Prostate cancer results in about 30,000 deaths annually in the United States, making it the second leading cause of cancer mortality in men in the Western world. Therefore, it is of great significance to capture and kill prostate cancer cells. It is well known that cancer stem cells are responsible for the maintenance and metastasis of tumors. This concept offers the possibility of developing a selective therapeutic approach in which cancer stem cells are directly targeted and killed. In this work, aptamers selected against DU145 prostate cancer cells (aptamer CSC1) and their subpopulation of cancer stem cells (aptamer CSC13) were linked to the surfaces of gold nanorods (AuNRs), and the resulting conjugates were successfully used to target and kill both cancer cells and cancer stem cells by near-infrared (NIR) laser irradiation. Even though cancer stem cells represent only a small population among all cancer cells, the entire cell viability was very low after laser irradiation, suggesting that tumorigenesis could be successfully controlled by this aptamer-based method, thus paving the way for early diagnosis and targeted therapy.

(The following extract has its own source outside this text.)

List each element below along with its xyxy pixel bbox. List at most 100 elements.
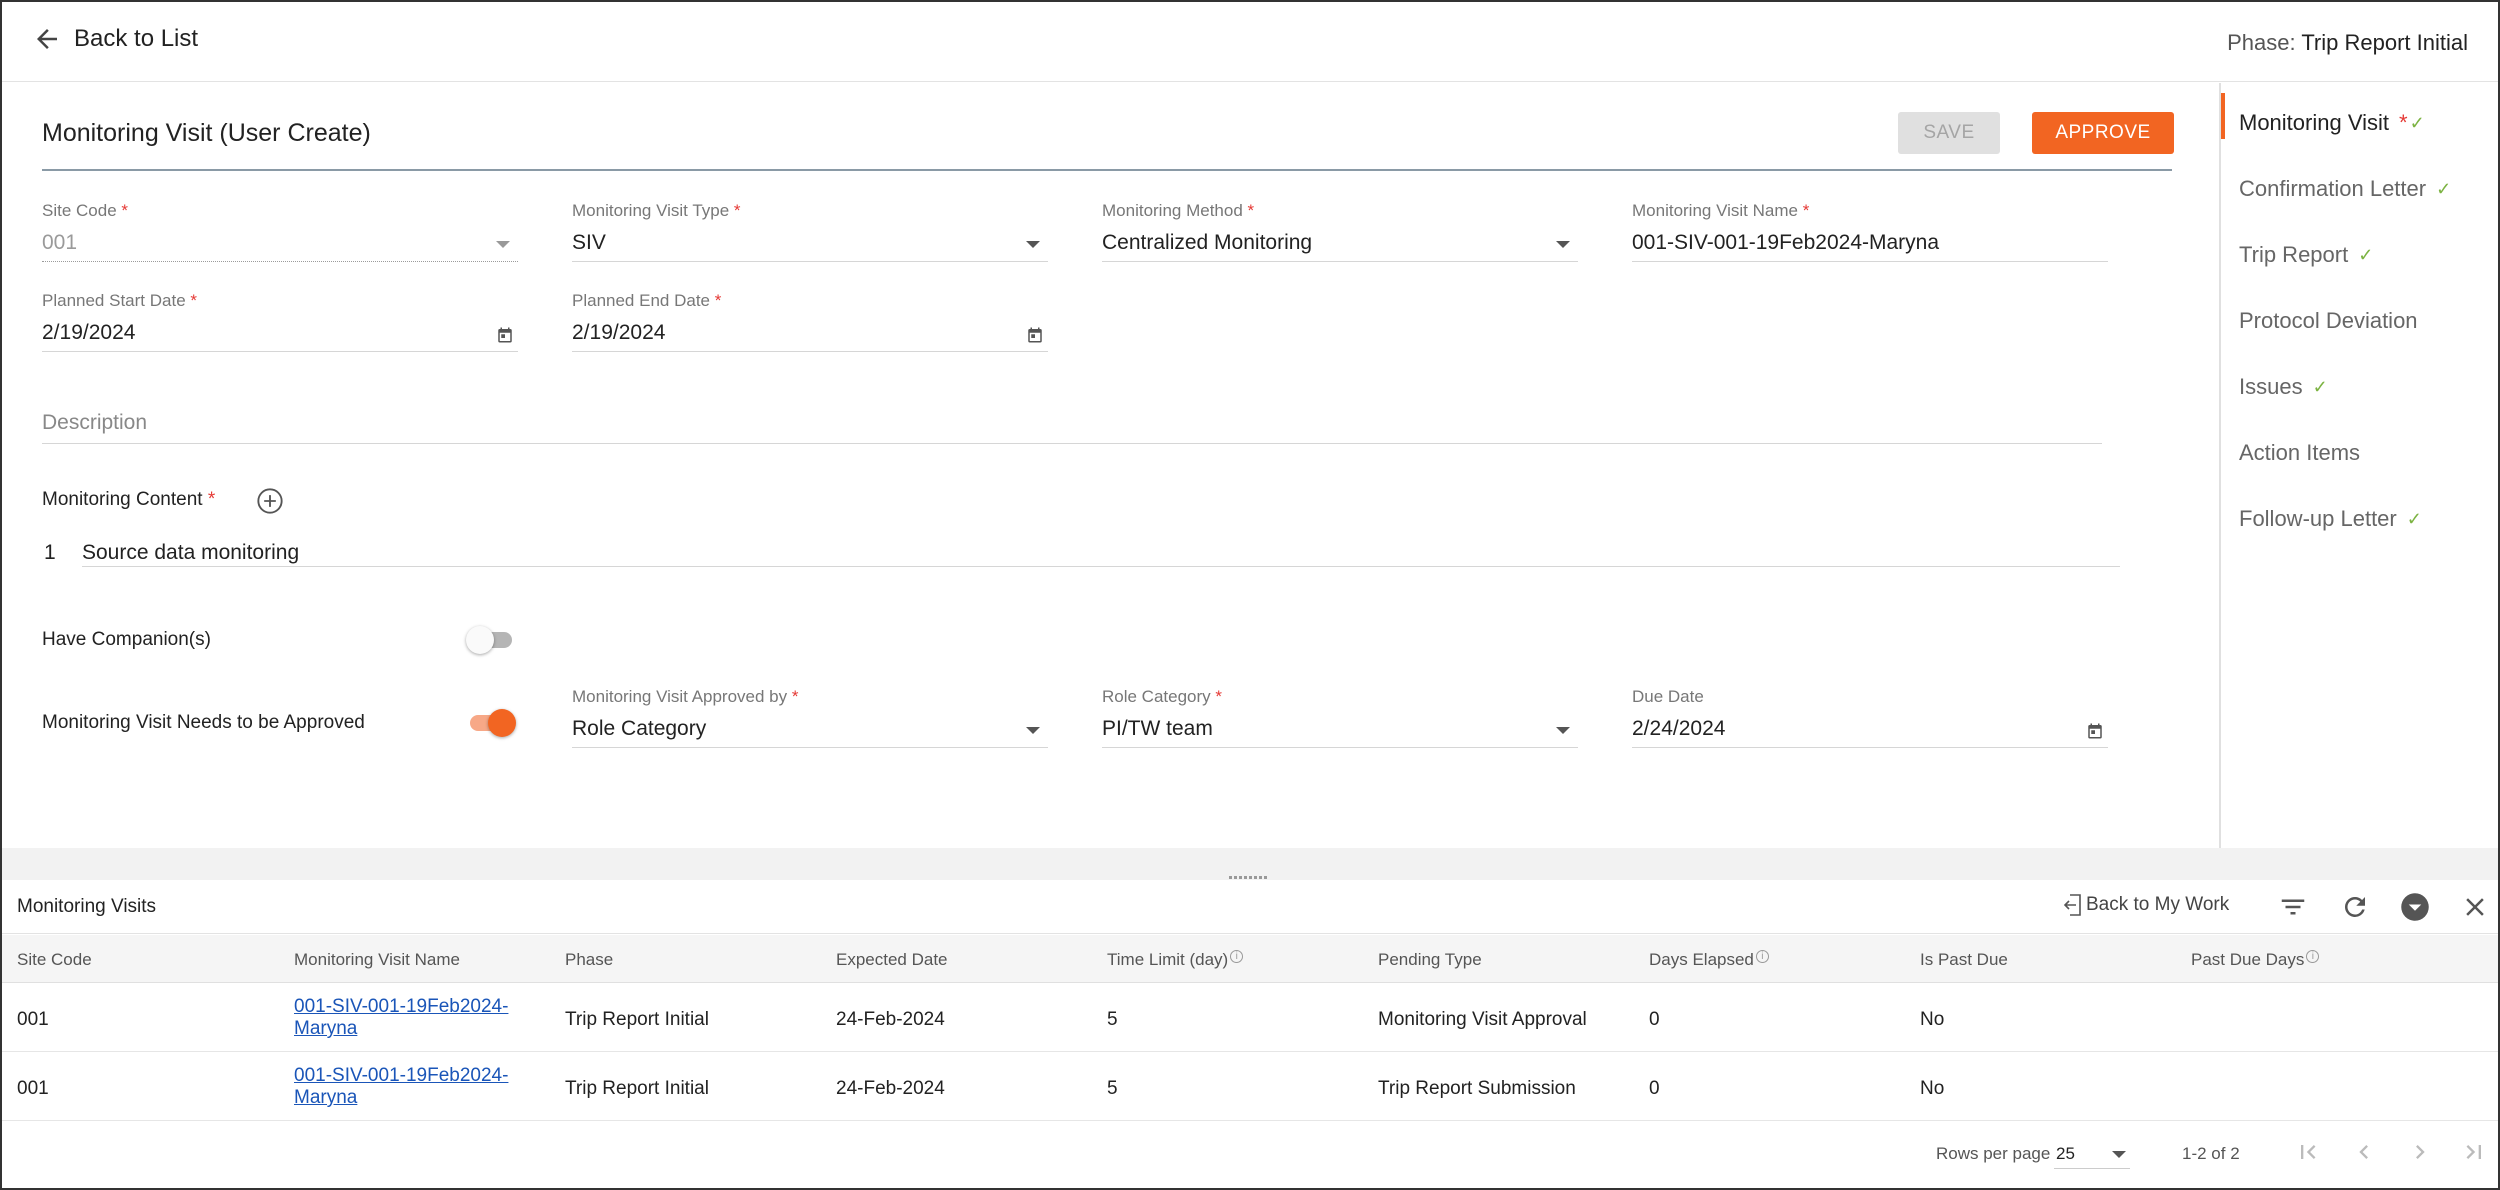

在美国,前列腺癌每年导致约 3 万人死亡,使其成为西方世界男性癌症死亡的第二大主要原因。因此,捕获并杀死前列腺癌细胞具有重要意义。众所周知,癌症干细胞负责肿瘤的维持和转移。这一概念为开发一种选择性治疗方法提供了可能性,即直接针对癌症干细胞并将其杀死。在这项工作中,针对 DU145 前列腺癌细胞(适体 CSC1)及其癌症干细胞亚群(适体 CSC13)的适体被连接到金纳米棒(AuNRs)的表面,所得缀合物成功地用于通过近红外(NIR)激光照射靶向和杀死癌细胞和癌症干细胞。尽管癌症干细胞仅占所有癌细胞的一小部分,但激光照射后整个细胞活力非常低,这表明这种基于适体的方法可以成功地控制肿瘤发生,从而为早期诊断和靶向治疗铺平了道路。